Regional Chief Executive of AIA Group Tan Hak Leh (front C), CEO of AIA Singapore Patrick Teow (front 4th L) and AIA Brunei General Manager Kenneth Ling (front 4th R) with the AIA Brunei team during the official opening of their new office on September 11, 2019.

The Brunei branch of the world’s largest life insurance AIA has relocated to Pavo Point as it looks to strengthen its market-leading position with a larger, all-new office with a customer-centric design.

The expansion comes in tandem with the upcoming transfer of AIA’s business in Brunei from being a branch directly under AIA Company Limited – based in Hong Kong – to being a branch of AIA Singapore, in a move its management says will enhance operational efficiency.

The existing terms and conditions of policies issued by AIA Brunei will remain unchanged with the business transfer.
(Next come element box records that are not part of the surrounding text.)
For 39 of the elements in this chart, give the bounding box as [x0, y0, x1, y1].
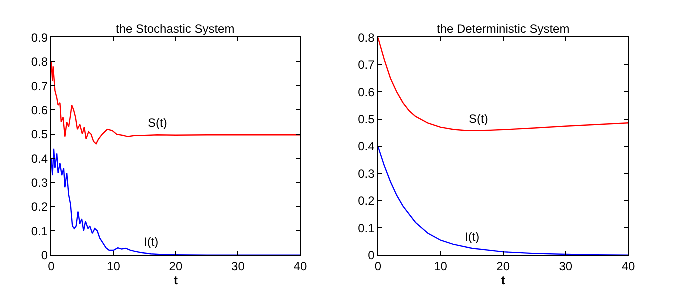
y-tick-label: 0.6	[31, 103, 48, 118]
y-tick-label: 0.8	[31, 55, 48, 70]
y-tick-label: 0.5	[358, 112, 376, 126]
x-tick-label: 40	[294, 260, 308, 274]
line-series	[378, 146, 628, 256]
y-tick-label: 0.2	[31, 200, 48, 214]
y-tick-label: 0.4	[31, 152, 48, 166]
x-tick-label: 10	[107, 260, 121, 274]
x-tick-label: 30	[232, 260, 246, 274]
y-tick-label: 0.4	[358, 140, 376, 154]
y-tick-label: 0.2	[358, 194, 376, 208]
y-tick-label: 0.3	[358, 166, 376, 181]
y-tick-label: 0.7	[358, 58, 376, 72]
chart-title: the Deterministic System	[437, 22, 570, 36]
y-tick-label: 0.8	[358, 30, 376, 45]
y-tick-label: 0.3	[31, 176, 48, 190]
x-tick-label: 20	[496, 260, 510, 274]
x-axis-title: t	[501, 274, 506, 288]
y-tick-label: 0	[368, 248, 376, 263]
y-tick-label: 0.7	[31, 79, 48, 94]
y-tick-label: 0.6	[358, 85, 376, 100]
series-label: I(t)	[144, 235, 159, 249]
line-series	[51, 61, 300, 145]
x-tick-label: 10	[434, 260, 448, 274]
x-tick-label: 30	[559, 260, 573, 274]
y-tick-label: 0.5	[31, 128, 48, 142]
y-tick-label: 0.9	[31, 30, 48, 45]
x-tick-label: 20	[169, 260, 183, 274]
chart-title: the Stochastic System	[116, 22, 235, 36]
y-tick-label: 0	[41, 248, 48, 263]
y-tick-label: 0.1	[31, 224, 48, 238]
series-label: S(t)	[469, 112, 488, 126]
line-series	[378, 38, 628, 132]
x-tick-label: 40	[622, 260, 636, 274]
series-label: I(t)	[465, 230, 480, 244]
x-axis-title: t	[174, 274, 178, 288]
series-label: S(t)	[148, 116, 168, 130]
y-tick-label: 0.1	[358, 221, 376, 236]
line-series	[51, 148, 300, 256]
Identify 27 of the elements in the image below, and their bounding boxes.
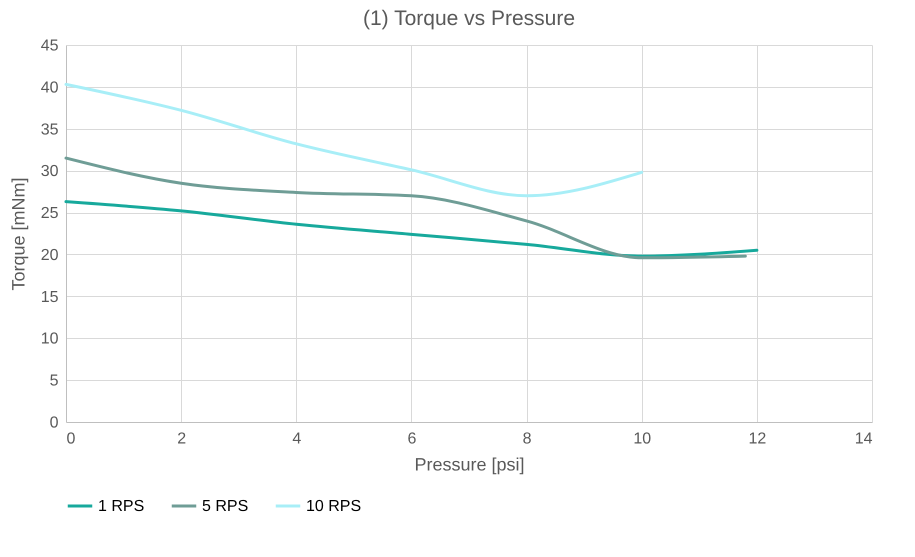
y-axis-title: Torque [mNm] — [8, 177, 29, 291]
chart-title: (1) Torque vs Pressure — [362, 7, 576, 30]
x-tick-label: 6 — [407, 430, 416, 448]
line-series — [64, 156, 747, 260]
y-tick-label: 20 — [40, 246, 59, 264]
x-tick-label: 2 — [177, 430, 186, 448]
y-tick-label: 35 — [40, 121, 59, 138]
line-series — [64, 82, 644, 198]
y-tick-label: 45 — [40, 38, 59, 54]
y-tick-label: 30 — [40, 163, 59, 180]
x-tick-label: 12 — [748, 430, 766, 448]
y-tick-label: 10 — [40, 330, 59, 348]
y-tick-label: 15 — [40, 288, 59, 306]
x-tick-label: 4 — [292, 430, 302, 448]
line-series — [64, 200, 758, 258]
x-tick-label: 14 — [854, 430, 873, 448]
y-tick-label: 40 — [40, 79, 59, 96]
y-tick-label: 25 — [40, 205, 59, 222]
legend-label: 1 RPS — [98, 498, 144, 515]
legend-label: 5 RPS — [202, 498, 248, 515]
y-tick-label: 0 — [50, 414, 59, 432]
x-axis-title: Pressure [psi] — [414, 454, 525, 474]
y-tick-label: 5 — [50, 372, 59, 390]
x-tick-label: 8 — [522, 430, 532, 448]
legend-label: 10 RPS — [306, 498, 362, 515]
x-tick-label: 10 — [633, 430, 652, 448]
x-tick-label: 0 — [66, 430, 76, 448]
AIA Singapore is a subsidiary of AIA Company Limited.

“With the transfer, AIA Brunei will be aligned with AIA Singapore’s legal and operational structure, thereby enhancing operational efficiencies,” said CEO of AIA Singapore Patrick Teow.

“This alignment will allow a streamlined approach in the region, so we can focus on better serving our customers’ needs. We remain committed to providing the same quality of services our customers in Brunei have enjoyed.”

AIA was one of the first insurance companies to set up in Brunei in 1957 and currently has over 22,000 policyholders owning 50,000 policies. Their new office takes up the fifth floor, and has their first full-service customer area along with an event room able to cater to public engagements and training for their 172 employees and agents.

AIA Brunei General Manager Kenneth Ling said the biggest shift in the industry has been the rise in popularity of investment and limited premium payment policies – where customers pay a higher premium over a shorter period to receive coverage over an extended period. Life insurance has traditionally been dominated by “whole of life” policies requiring more level premium payments for an extended duration with fairly fixed terms.

“We (Brunei branch) have been operating for 62 years (and AIA approaching 100 years) and while whole of life and endowment (policies) remain popular we are the seeing the development of policies that can cater to different lifestyles, life stages and a fast-paced, changing world,” he said.

“Gone were the days where customers approached insurance (providers) who would just hand out a few fixed options. Today it is completely different; we need to do an analysis of your (financial) situation first; we ask what are your needs, budget and goals? Then we create a custom policy for you. And then we sit down with you annually, re-assess the situation; are you earning more or less? Do you have additional responsibilities? This is financial planning.”

Ling also said that there was still substantial ground for the company to cover in reaching new customer bases, describing the overall savings and investment culture in Brunei as still having “plenty of room” to grow.

“Many still do not know financial security; that (the amount for) expenses is what you have after income and savings have been deducted, and not the other way around,” he said. “In investment, many still do not know the power or measure of compound interest – such as the rule of 72 – of how long it will take your (initial) investment to double.”

AIA is the largest company listed on the Hong Kong Stock Exchange, serving the holders of 32 million policies across the Asia-Pacific.